There’s usually one consistent motivator behind a meeting’s CSR program: to do good. Well-executed CSR activities can help provide lunches for students in need, or clean up underprivileged or storm-ravaged neighborhoods, or improve the quality of life for the homeless. That is the driving idea behind corporate social responsibility. Or at least it was when the term was coined back in the 1960s.
“When [CSR] was originally done, it was done for good merit and good reason,” said Mark Johnson, CEO and CMO of Loyalty 360 (the Loyalty Marketer’s Association), which recently released a report called “Corporate Social Responsibility: Making a Difference for Customer Relationships.” “But a lot of people, as [CSR] grew, exploited it more from a marketing perspective. So it wasn’t a core extension of the brand itself.”
Loyalty 360 found that all successful CSR initiatives have five things in common: They are logical extensions of a company’s and consumer’s core competencies; engaging; in harmony with an organization’s business practices; part of the brand promise; and clearly communicated to the audience. An organization won’t be as successful if its CSR programs don’t “mesh up” with its brand’s beliefs, Johnson said, because the programs often come across as a hollow marketing ploy that may not ignite any actual change, creating a disconnect between the organization and its customers.
Contrast that with high-end outdoor-clothing company Patagonia, which was founded on the idea that you should leave the planet as you found it — and whose recent CSR campaign “The Responsible Economy” is a clear extension of that idea.

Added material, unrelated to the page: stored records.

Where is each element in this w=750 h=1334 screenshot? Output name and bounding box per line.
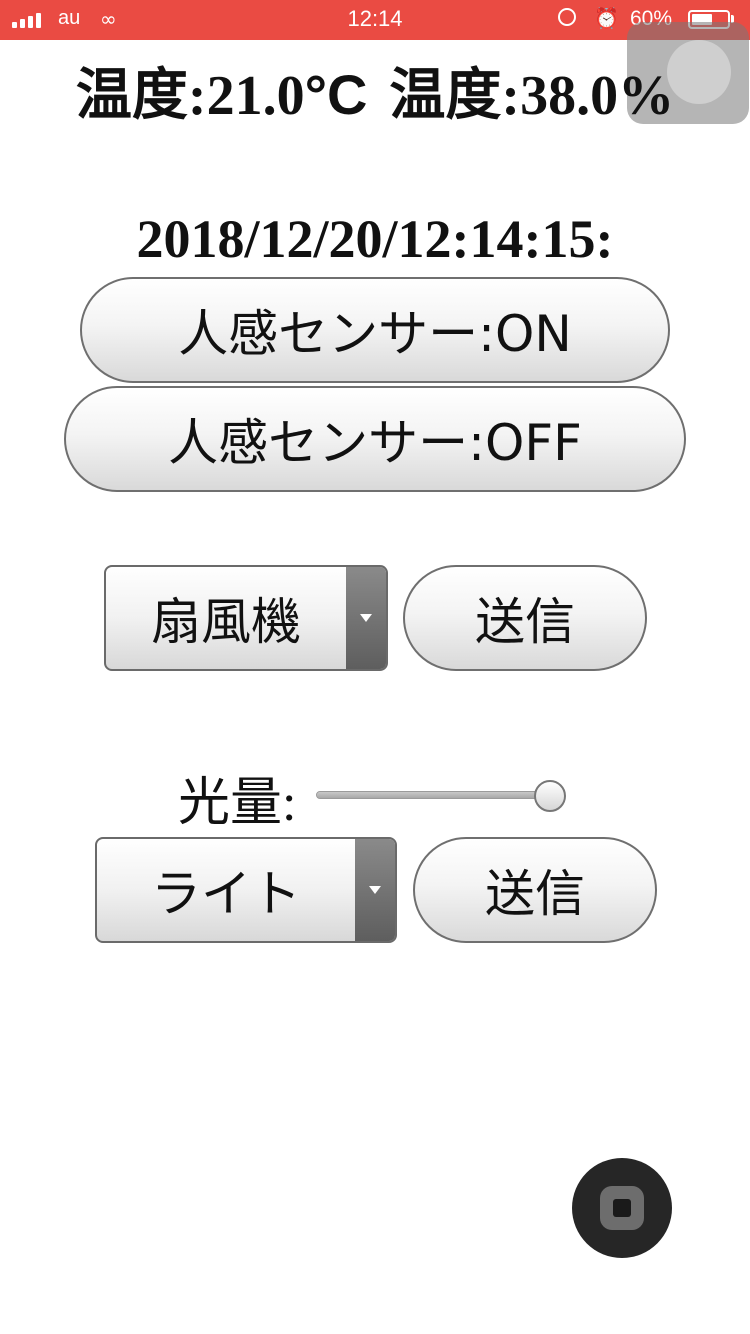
light-amount-label: 光量: xyxy=(178,775,297,832)
slider-thumb[interactable] xyxy=(534,780,566,812)
timestamp: 2018/12/20/12:14:15: xyxy=(136,209,614,269)
sensor-readings: 温度:21.0°C 温度:38.0% xyxy=(0,50,750,131)
humidity-value: 38.0% xyxy=(520,65,675,127)
sensor-off-button[interactable]: 人感センサー:OFF xyxy=(64,386,686,492)
slider-fill xyxy=(317,792,557,798)
light-select[interactable]: ライト xyxy=(95,837,397,943)
device-send-button[interactable]: 送信 xyxy=(403,565,647,671)
assistive-touch-icon[interactable] xyxy=(572,1158,672,1258)
chevron-down-icon[interactable] xyxy=(346,567,386,669)
device-select-value: 扇風機 xyxy=(151,593,301,651)
light-amount-slider[interactable] xyxy=(316,791,558,799)
alarm-icon: ⏰ xyxy=(594,6,619,30)
temperature-label: 温度: xyxy=(75,65,207,127)
orientation-lock-icon xyxy=(558,8,576,26)
sensor-on-button[interactable]: 人感センサー:ON xyxy=(80,277,670,383)
device-select[interactable]: 扇風機 xyxy=(104,565,388,671)
light-select-value: ライト xyxy=(151,865,301,923)
light-send-button[interactable]: 送信 xyxy=(413,837,657,943)
chevron-down-icon[interactable] xyxy=(355,839,395,941)
temperature-unit: °C xyxy=(304,63,368,126)
temperature-value: 21.0 xyxy=(206,65,305,127)
humidity-label: 温度: xyxy=(389,65,521,127)
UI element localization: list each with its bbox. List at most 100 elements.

Through a series of essays and interviews, the company sparked conversation about how people live beyond Earth’s resources and what can be done to diminish the resulting damage to our ecosystem. “Patagonia’s goals are to use virtually every communications tool available,” Sandra Marquardt, a spokeswoman for Patagonia, said in Loyalty 360’s report, “to create a public debate that will galvanize civic society and business to make changes in consumption and innovation, and provide the necessary support for policy changes as well.” Through research, Marquardt said, Patagonia discovered that the “second-strongest draw” for customers over the past five or six years has been its “reputation for social and environmental innovations as a business.”
Loyalty 360’s findings show that organizations have a higher likelihood of making money if they don’t focus on making money. “Companies are trying to appeal to the consumer in a more genuine way,” Johnson said. “Community and collaboration and commitment are very important. Brands who have a commitment to social responsibility, and are doing it authentically, are the ones that have the most highly engaged fans.”